The Front-Runner: How iSpot Became a Favorite To Claim Nielsen’s Measurement Crown
Upstart firm tackled Super Bowl, Olympics with big data and more speed
While millions of Americans settled in to watch the Olympic opening ceremony from Beijing, China, at the Bellevue, Washington, headquarters of iSpot.TV, employees were warming up to count them.
The 10-year-old measurement company had been engaged by NBCUniversal not just to count viewers, but to analyze how many commercials they were watching, how much of each spot they watched and what each advertiser's share of voice was across the TV landscape. And to do it in real time.
About 30 iSpot staffers worked through the weekend. “We have all hands on deck and we’re delivering metrics several times a day to NBC on a regular cadence,” iSpot CEO Sean Muller said. “I was pretty excited, but I never looked forward more towards a Monday than this last weekend. It’s been hectic.”

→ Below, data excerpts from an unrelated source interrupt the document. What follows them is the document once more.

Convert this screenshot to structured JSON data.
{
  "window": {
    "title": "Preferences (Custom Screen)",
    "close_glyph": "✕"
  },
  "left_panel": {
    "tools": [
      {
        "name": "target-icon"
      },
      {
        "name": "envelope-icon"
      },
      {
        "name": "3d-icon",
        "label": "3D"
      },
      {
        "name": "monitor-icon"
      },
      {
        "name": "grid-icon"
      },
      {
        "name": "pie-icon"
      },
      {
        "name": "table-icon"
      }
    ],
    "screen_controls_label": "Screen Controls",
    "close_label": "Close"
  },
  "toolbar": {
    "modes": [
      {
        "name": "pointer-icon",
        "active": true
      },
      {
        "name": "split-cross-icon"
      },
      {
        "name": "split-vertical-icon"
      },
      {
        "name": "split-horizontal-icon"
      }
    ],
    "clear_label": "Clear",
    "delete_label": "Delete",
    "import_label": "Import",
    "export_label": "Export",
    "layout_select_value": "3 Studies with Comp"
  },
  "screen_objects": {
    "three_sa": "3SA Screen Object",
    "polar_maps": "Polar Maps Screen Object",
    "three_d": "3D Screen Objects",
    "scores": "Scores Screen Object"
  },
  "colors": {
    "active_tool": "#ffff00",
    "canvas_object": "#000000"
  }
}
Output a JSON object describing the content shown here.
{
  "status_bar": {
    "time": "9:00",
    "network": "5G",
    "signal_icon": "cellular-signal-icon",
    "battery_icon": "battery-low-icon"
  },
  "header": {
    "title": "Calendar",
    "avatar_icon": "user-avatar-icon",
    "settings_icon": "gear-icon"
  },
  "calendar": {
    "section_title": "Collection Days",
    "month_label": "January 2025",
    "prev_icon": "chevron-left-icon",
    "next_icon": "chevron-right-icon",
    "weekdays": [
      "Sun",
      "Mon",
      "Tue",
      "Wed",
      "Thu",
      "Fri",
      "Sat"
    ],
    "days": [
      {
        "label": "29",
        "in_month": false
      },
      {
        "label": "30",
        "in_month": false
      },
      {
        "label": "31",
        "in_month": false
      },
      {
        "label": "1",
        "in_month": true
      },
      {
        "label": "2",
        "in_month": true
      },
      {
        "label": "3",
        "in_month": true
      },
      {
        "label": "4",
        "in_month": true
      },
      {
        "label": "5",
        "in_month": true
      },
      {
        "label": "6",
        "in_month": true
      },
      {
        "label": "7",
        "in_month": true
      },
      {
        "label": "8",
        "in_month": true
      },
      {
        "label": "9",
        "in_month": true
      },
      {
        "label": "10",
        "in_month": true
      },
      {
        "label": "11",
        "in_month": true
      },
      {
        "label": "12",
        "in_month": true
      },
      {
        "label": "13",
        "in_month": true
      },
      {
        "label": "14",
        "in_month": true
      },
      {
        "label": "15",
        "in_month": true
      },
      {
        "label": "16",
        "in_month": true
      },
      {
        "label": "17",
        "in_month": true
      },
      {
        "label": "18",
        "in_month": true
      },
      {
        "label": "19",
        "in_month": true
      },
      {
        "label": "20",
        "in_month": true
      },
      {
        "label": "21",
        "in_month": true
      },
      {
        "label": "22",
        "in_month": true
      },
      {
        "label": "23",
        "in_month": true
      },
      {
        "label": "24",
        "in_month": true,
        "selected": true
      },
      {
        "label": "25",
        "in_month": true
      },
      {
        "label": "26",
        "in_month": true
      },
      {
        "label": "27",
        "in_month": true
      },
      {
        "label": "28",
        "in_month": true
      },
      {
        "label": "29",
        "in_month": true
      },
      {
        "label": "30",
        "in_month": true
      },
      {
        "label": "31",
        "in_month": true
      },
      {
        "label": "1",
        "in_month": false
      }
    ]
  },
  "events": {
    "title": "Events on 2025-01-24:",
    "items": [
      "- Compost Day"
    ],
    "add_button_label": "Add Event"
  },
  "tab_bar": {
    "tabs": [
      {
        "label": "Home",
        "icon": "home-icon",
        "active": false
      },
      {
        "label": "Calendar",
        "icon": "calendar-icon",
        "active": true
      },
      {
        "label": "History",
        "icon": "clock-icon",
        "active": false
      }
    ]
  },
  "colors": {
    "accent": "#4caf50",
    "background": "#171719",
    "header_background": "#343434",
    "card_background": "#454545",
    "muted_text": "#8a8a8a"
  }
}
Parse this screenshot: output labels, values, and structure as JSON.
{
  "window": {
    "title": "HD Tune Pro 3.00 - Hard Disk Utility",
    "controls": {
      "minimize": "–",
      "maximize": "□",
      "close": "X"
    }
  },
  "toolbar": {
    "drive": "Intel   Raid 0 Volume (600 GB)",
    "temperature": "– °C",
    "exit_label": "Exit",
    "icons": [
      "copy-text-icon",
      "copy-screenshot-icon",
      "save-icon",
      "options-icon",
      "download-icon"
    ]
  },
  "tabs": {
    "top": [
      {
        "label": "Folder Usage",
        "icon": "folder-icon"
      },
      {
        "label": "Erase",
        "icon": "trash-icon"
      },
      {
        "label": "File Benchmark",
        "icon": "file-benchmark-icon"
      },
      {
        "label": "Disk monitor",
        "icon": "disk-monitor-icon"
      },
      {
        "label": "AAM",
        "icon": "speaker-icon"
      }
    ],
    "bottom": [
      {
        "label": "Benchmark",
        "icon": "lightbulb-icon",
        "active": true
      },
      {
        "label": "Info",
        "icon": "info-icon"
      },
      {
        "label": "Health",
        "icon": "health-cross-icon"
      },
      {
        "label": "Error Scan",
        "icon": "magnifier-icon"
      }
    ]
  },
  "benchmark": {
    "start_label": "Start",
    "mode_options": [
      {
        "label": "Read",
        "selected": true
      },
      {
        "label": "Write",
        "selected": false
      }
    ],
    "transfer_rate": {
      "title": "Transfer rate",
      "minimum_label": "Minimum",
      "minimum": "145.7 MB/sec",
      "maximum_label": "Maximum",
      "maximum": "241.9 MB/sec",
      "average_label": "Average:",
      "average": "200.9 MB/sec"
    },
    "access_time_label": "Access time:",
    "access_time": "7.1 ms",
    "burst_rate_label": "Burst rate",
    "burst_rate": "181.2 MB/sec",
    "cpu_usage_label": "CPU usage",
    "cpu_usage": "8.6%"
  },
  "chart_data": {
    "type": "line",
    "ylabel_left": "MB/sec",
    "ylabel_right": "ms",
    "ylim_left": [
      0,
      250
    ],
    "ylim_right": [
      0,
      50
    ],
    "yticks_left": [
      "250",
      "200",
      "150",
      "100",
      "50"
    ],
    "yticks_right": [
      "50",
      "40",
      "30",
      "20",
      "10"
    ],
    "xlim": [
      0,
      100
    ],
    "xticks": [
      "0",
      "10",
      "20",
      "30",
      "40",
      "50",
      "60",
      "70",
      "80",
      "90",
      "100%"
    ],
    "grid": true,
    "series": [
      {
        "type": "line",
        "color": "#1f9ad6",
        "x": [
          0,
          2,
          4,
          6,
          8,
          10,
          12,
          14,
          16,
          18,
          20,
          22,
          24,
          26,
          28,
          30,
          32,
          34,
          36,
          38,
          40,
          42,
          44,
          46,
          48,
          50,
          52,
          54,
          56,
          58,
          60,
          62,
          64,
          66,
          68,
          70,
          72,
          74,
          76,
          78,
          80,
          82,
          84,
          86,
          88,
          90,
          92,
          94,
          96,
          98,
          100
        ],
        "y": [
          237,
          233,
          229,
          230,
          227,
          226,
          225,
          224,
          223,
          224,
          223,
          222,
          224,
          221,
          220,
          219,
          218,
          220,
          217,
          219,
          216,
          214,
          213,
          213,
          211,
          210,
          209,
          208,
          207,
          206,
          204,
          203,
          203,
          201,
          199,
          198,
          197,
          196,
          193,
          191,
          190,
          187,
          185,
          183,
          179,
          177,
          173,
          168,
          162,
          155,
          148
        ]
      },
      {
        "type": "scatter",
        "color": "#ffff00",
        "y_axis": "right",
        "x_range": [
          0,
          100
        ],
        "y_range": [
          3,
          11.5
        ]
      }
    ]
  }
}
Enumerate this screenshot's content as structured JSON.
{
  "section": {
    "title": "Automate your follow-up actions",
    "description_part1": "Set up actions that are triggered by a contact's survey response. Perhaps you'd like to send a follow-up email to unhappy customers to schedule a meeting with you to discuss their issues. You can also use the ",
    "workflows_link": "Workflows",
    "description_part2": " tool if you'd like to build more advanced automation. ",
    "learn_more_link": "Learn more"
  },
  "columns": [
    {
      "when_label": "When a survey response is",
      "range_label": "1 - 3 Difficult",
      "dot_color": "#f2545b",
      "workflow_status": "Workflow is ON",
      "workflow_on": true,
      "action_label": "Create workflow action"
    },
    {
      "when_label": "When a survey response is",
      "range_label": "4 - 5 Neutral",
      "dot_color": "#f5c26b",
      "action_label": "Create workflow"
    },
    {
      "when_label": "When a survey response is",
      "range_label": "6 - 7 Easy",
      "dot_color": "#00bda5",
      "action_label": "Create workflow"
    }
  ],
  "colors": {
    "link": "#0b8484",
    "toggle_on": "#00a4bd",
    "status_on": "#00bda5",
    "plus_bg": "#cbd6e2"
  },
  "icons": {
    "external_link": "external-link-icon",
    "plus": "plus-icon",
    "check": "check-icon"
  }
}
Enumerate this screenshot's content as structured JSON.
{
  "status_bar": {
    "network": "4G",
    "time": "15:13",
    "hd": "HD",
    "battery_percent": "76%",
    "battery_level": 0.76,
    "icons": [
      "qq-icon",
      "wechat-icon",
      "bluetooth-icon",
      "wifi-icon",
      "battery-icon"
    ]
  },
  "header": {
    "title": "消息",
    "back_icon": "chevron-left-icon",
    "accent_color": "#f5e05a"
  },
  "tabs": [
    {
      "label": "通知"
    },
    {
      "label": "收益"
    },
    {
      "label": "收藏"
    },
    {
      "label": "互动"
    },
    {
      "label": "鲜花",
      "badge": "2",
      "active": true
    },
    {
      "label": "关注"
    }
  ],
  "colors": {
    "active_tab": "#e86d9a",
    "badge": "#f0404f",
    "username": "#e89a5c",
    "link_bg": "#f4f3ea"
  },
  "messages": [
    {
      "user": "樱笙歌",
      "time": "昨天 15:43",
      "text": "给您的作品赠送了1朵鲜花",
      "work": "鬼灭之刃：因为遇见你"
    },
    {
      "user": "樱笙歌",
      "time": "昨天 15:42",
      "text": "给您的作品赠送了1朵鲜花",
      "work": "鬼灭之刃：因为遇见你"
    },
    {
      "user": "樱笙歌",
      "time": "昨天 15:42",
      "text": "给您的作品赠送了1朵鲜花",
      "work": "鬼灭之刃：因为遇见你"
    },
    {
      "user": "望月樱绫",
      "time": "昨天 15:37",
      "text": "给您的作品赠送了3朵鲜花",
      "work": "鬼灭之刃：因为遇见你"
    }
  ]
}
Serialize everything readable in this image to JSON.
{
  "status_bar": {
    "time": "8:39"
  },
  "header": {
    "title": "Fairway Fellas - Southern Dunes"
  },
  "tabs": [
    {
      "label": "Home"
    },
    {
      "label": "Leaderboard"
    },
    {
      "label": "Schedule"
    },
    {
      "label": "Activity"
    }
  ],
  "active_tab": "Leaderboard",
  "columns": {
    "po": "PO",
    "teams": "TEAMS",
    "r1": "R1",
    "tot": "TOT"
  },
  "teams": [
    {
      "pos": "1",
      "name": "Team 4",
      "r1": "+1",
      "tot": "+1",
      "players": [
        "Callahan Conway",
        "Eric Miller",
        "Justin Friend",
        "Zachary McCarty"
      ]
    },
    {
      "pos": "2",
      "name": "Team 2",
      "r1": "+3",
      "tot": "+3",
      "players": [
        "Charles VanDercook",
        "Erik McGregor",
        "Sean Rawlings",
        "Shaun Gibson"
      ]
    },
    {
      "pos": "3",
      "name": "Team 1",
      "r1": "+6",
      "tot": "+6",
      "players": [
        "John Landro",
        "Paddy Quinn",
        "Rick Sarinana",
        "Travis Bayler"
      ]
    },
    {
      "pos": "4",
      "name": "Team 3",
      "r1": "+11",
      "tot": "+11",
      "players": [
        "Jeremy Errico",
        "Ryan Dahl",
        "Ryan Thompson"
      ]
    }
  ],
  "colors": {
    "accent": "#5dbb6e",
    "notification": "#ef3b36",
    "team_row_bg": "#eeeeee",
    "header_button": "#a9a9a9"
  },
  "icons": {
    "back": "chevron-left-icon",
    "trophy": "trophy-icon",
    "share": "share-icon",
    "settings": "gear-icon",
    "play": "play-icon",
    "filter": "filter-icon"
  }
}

The next weekend, iSpot did it again for both the Winter Olympics and Super Bowl LVI, also broadcast by NBC, which has declared iSpot the front-runner in the race to provide the industry with a cross-screen currency that can be used to buy and sell billions of dollars worth of commercials in the next upfront market — a contest that includes Nielsen, which has dominated the media measurement industry for decades.
“Look, we have a lot of confidence in the work they’re doing,” Kelly Abcarian, executive VP of measurement and impact for NBCU's sales and partnerships unit, said of iSpot. “We wouldn’t have engaged the biggest media-buying agency, PMX, and the other holding companies alongside us in this test-and-learn if we didn’t think that iSpot was ready for the big stage.”
Parsing the Big Game
On Tuesday morning after the Super Bowl, iSpot declared the big game had reached 150 million viewers and had an average minute unified cross-platform viewership of 122 million.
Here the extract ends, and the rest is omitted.